Davies takes a group of Haligonians and places them in the middle of the explosion. At the centre is teenager Anna (Sian Godsmark) who lives with her mother, Jeannie (Yanit Terefe), and her young brother. Their best friend is Elsie (Samantha Woolsey), a German widow. Anna has the usual gang of friends and a special new one – Brian (Dylan Brenneis), a soldier.

The explosion, with its staggering statistics of death and destruction, is well staged in the dark with flashlights by director Josh Languedoc. The cast is joined by a ghostly group of bodies known as “shadows.”

After the explosion Anna’s mother is blinded, her brother and many of her friends are killed. The play probes what happens to a community when they are in distress and completely cut off from all information – except for those blatant, rabble rousing headlines (”Huns Responsible for Explosion!”). The headlines, rendered in slides, continue stirring up hatred in the throngs throughout the play.

There are tales of German armies on the beaches. Elsie is stoned in the streets. Gangs of rampaging citizens roam the streets at night wrecking what is left of German homes. Anna joins in – with the urging of Brian who believes all the hateful propaganda. Languedoc makes good use of a chorus, effectively using the flashlights, occasionally creepily shining them upward into their mask-like faces.

There’s not a glimmer of humour, and not a lot of hope here, as you might imagine from the subject matter. The blinded Jeannie spends her time in bed or blundering around the room where the family has found haven. At one point, when she finds her son has died, she raises her fist and cries out to God, “Why have you taken everything?” Elsie is accused of being a spy. Anna is torn between both sides and doesn’t know what to think. “Since the police arrested all German nationals – there must be something to the rumours!” she says. But, at least for her, love blossoms amidst the ruins, although the waffling, hate-filled Brian doesn’t seem like much of a catch.

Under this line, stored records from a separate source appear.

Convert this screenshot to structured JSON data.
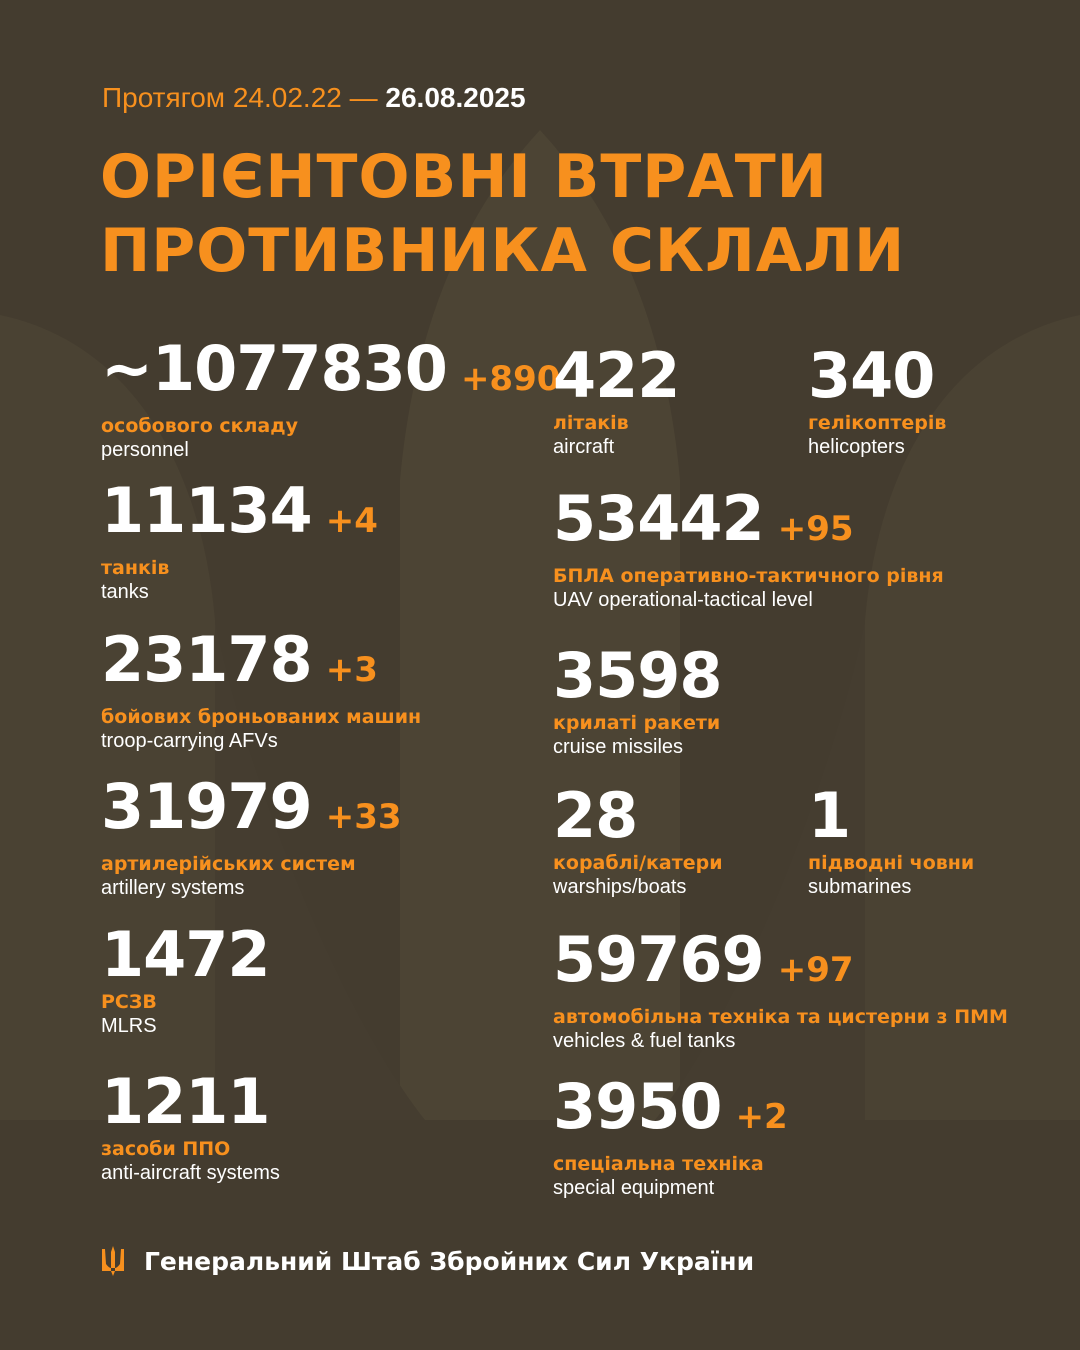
{
  "header": {
    "period_prefix": "Протягом 24.02.22 —",
    "period_end": "26.08.2025",
    "title_line1": "ОРІЄНТОВНІ ВТРАТИ",
    "title_line2": "ПРОТИВНИКА СКЛАЛИ"
  },
  "colors": {
    "background": "#443c2f",
    "accent": "#f7901e",
    "text": "#ffffff"
  },
  "left": [
    {
      "value": "~1077830",
      "delta": "+890",
      "ua": "особового складу",
      "en": "personnel"
    },
    {
      "value": "11134",
      "delta": "+4",
      "ua": "танків",
      "en": "tanks"
    },
    {
      "value": "23178",
      "delta": "+3",
      "ua": "бойових броньованих машин",
      "en": "troop-carrying AFVs"
    },
    {
      "value": "31979",
      "delta": "+33",
      "ua": "артилерійських систем",
      "en": "artillery systems"
    },
    {
      "value": "1472",
      "delta": "",
      "ua": "РСЗВ",
      "en": "MLRS"
    },
    {
      "value": "1211",
      "delta": "",
      "ua": "засоби ППО",
      "en": "anti-aircraft systems"
    }
  ],
  "right": [
    {
      "value": "422",
      "delta": "",
      "ua": "літаків",
      "en": "aircraft"
    },
    {
      "value": "340",
      "delta": "",
      "ua": "гелікоптерів",
      "en": "helicopters"
    },
    {
      "value": "53442",
      "delta": "+95",
      "ua": "БПЛА оперативно-тактичного рівня",
      "en": "UAV operational-tactical level"
    },
    {
      "value": "3598",
      "delta": "",
      "ua": "крилаті ракети",
      "en": "cruise missiles"
    },
    {
      "value": "28",
      "delta": "",
      "ua": "кораблі/катери",
      "en": "warships/boats"
    },
    {
      "value": "1",
      "delta": "",
      "ua": "підводні човни",
      "en": "submarines"
    },
    {
      "value": "59769",
      "delta": "+97",
      "ua": "автомобільна техніка та цистерни з ПММ",
      "en": "vehicles & fuel tanks"
    },
    {
      "value": "3950",
      "delta": "+2",
      "ua": "спеціальна техніка",
      "en": "special equipment"
    }
  ],
  "footer": {
    "emblem_icon": "trident-icon",
    "org": "Генеральний Штаб Збройних Сил України"
  }
}
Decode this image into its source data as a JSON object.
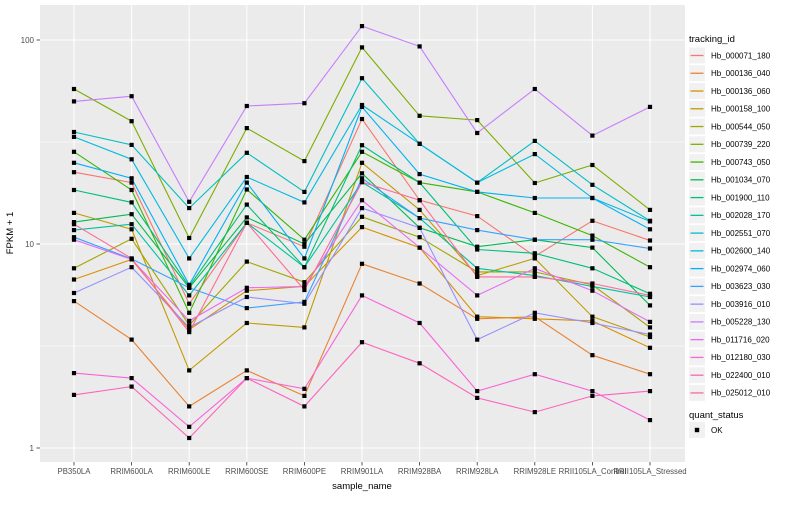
{
  "figure": {
    "panel_background": "#EBEBEB",
    "gridline_color": "#FFFFFF",
    "tick_color": "#333333",
    "tick_label_color": "#4D4D4D",
    "title_color": "#000000",
    "point_color": "#000000",
    "legend_key_fill": "#F1F1F1"
  },
  "chart_data": {
    "type": "line",
    "title": "",
    "xlabel": "sample_name",
    "ylabel": "FPKM + 1",
    "y_scale": "log10",
    "ylim": [
      0.85,
      150
    ],
    "y_tick_values": [
      1,
      10,
      100
    ],
    "y_tick_labels": [
      "1",
      "10",
      "100"
    ],
    "y_minor_tick_values": [
      3.1623,
      31.623
    ],
    "grid": true,
    "legend_position": "right",
    "legend_title": "tracking_id",
    "point_legend_title": "quant_status",
    "point_legend_entries": [
      "OK"
    ],
    "point_shape": "filled-square",
    "categories": [
      "PB350LA",
      "RRIM600LA",
      "RRIM600LE",
      "RRIM600SE",
      "RRIM600PE",
      "RRIM901LA",
      "RRIM928BA",
      "RRIM928LA",
      "RRIM928LE",
      "RRII105LA_Control",
      "RRII105LA_Stressed"
    ],
    "series": [
      {
        "name": "Hb_000071_180",
        "color": "#F8766D",
        "values": [
          22.5,
          20,
          5.1,
          12.7,
          9.7,
          41,
          16.4,
          13.7,
          8.7,
          13,
          10.4
        ]
      },
      {
        "name": "Hb_000136_040",
        "color": "#EA8331",
        "values": [
          5.25,
          3.4,
          1.6,
          2.4,
          1.8,
          8.0,
          6.4,
          4.3,
          4.4,
          2.85,
          2.3
        ]
      },
      {
        "name": "Hb_000136_060",
        "color": "#D89000",
        "values": [
          6.7,
          8.4,
          3.8,
          5.9,
          6.2,
          12.1,
          9.6,
          4.4,
          4.3,
          4.2,
          3.1
        ]
      },
      {
        "name": "Hb_000158_100",
        "color": "#C09B00",
        "values": [
          14.2,
          11.8,
          2.4,
          4.1,
          3.9,
          25,
          14.7,
          7.0,
          8.5,
          4.4,
          3.5
        ]
      },
      {
        "name": "Hb_000544_050",
        "color": "#A3A500",
        "values": [
          7.6,
          10.6,
          4.0,
          8.2,
          6.5,
          13.6,
          10.8,
          7.3,
          7.3,
          6.3,
          3.9
        ]
      },
      {
        "name": "Hb_000739_220",
        "color": "#7CAE00",
        "values": [
          57.5,
          40,
          10.7,
          37,
          25.5,
          92,
          42.5,
          40.5,
          19.9,
          24.4,
          14.7
        ]
      },
      {
        "name": "Hb_000743_050",
        "color": "#39B600",
        "values": [
          28.3,
          18.4,
          4.6,
          18.5,
          10.5,
          28.3,
          20,
          18,
          14.2,
          11,
          7.7
        ]
      },
      {
        "name": "Hb_001034_070",
        "color": "#00BB4E",
        "values": [
          12.8,
          14,
          6.1,
          13.5,
          10,
          22.2,
          12,
          9.7,
          10.5,
          9.6,
          5.0
        ]
      },
      {
        "name": "Hb_001900_110",
        "color": "#00BF7D",
        "values": [
          18.4,
          16,
          6.2,
          15.6,
          7.7,
          30.5,
          20,
          9.4,
          9.0,
          7.6,
          5.7
        ]
      },
      {
        "name": "Hb_002028_170",
        "color": "#00C1A3",
        "values": [
          11.7,
          12.5,
          5.6,
          12.7,
          7.7,
          20.1,
          13.4,
          7.6,
          7.0,
          6.2,
          5.5
        ]
      },
      {
        "name": "Hb_002551_070",
        "color": "#00BFC4",
        "values": [
          35.4,
          30.6,
          15,
          28,
          18,
          65,
          31,
          20,
          32,
          19.5,
          13
        ]
      },
      {
        "name": "Hb_002600_140",
        "color": "#00BAE0",
        "values": [
          33.5,
          26,
          8.5,
          21.3,
          16,
          48,
          31,
          20,
          27.6,
          16.8,
          12.9
        ]
      },
      {
        "name": "Hb_002974_060",
        "color": "#00B0F6",
        "values": [
          25,
          21,
          6.3,
          20,
          8.5,
          47,
          22,
          18,
          16.8,
          16.8,
          11.8
        ]
      },
      {
        "name": "Hb_003623_030",
        "color": "#35A2FF",
        "values": [
          10.8,
          8.45,
          6.1,
          4.85,
          5.2,
          21,
          13.4,
          11.7,
          10.5,
          10.5,
          9.5
        ]
      },
      {
        "name": "Hb_003916_010",
        "color": "#9590FF",
        "values": [
          5.75,
          7.7,
          3.9,
          5.5,
          5.1,
          15,
          12,
          3.4,
          4.6,
          4.1,
          3.6
        ]
      },
      {
        "name": "Hb_005228_130",
        "color": "#C77CFF",
        "values": [
          50,
          53,
          16.1,
          47.5,
          49,
          117,
          93,
          35,
          57.5,
          34,
          47
        ]
      },
      {
        "name": "Hb_011716_020",
        "color": "#E76BF3",
        "values": [
          10.5,
          8.4,
          4.2,
          6.1,
          6.2,
          16.4,
          9.6,
          5.6,
          7.6,
          5.9,
          4.15
        ]
      },
      {
        "name": "Hb_012180_030",
        "color": "#FA62DB",
        "values": [
          2.33,
          2.2,
          1.27,
          2.2,
          1.95,
          5.6,
          4.1,
          1.9,
          2.3,
          1.9,
          1.37
        ]
      },
      {
        "name": "Hb_022400_010",
        "color": "#FF62BC",
        "values": [
          1.82,
          2.0,
          1.12,
          2.2,
          1.6,
          3.3,
          2.6,
          1.76,
          1.5,
          1.8,
          1.9
        ]
      },
      {
        "name": "Hb_025012_010",
        "color": "#FF6A98",
        "values": [
          12.5,
          8.5,
          3.7,
          12.7,
          5.95,
          20.1,
          16.4,
          6.9,
          6.9,
          6.4,
          5.6
        ]
      }
    ]
  }
}
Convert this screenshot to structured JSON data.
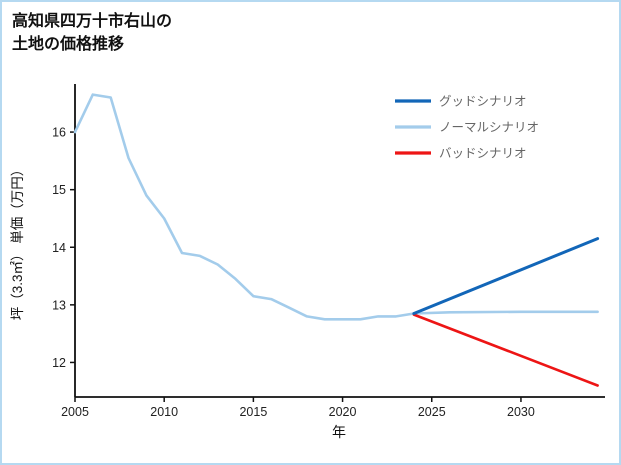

The game cast gives everything they have to a script that only sporadically grips or involves us. But the events depicted here, with their terrible consequences and ghastly statistics (9,000 injured – hundreds blinded by the flash) command a certain amount of awe and the play taps into them.

The entire evening revolves around Anna, who is not only coping with the aftermath of the explosion, but with teen hormones as well. Godsmark handles it with considerable skill.

As for the ravening crowds, well, they give up on the Huns and decide that it was all a French plot to get les Anglais for conscription.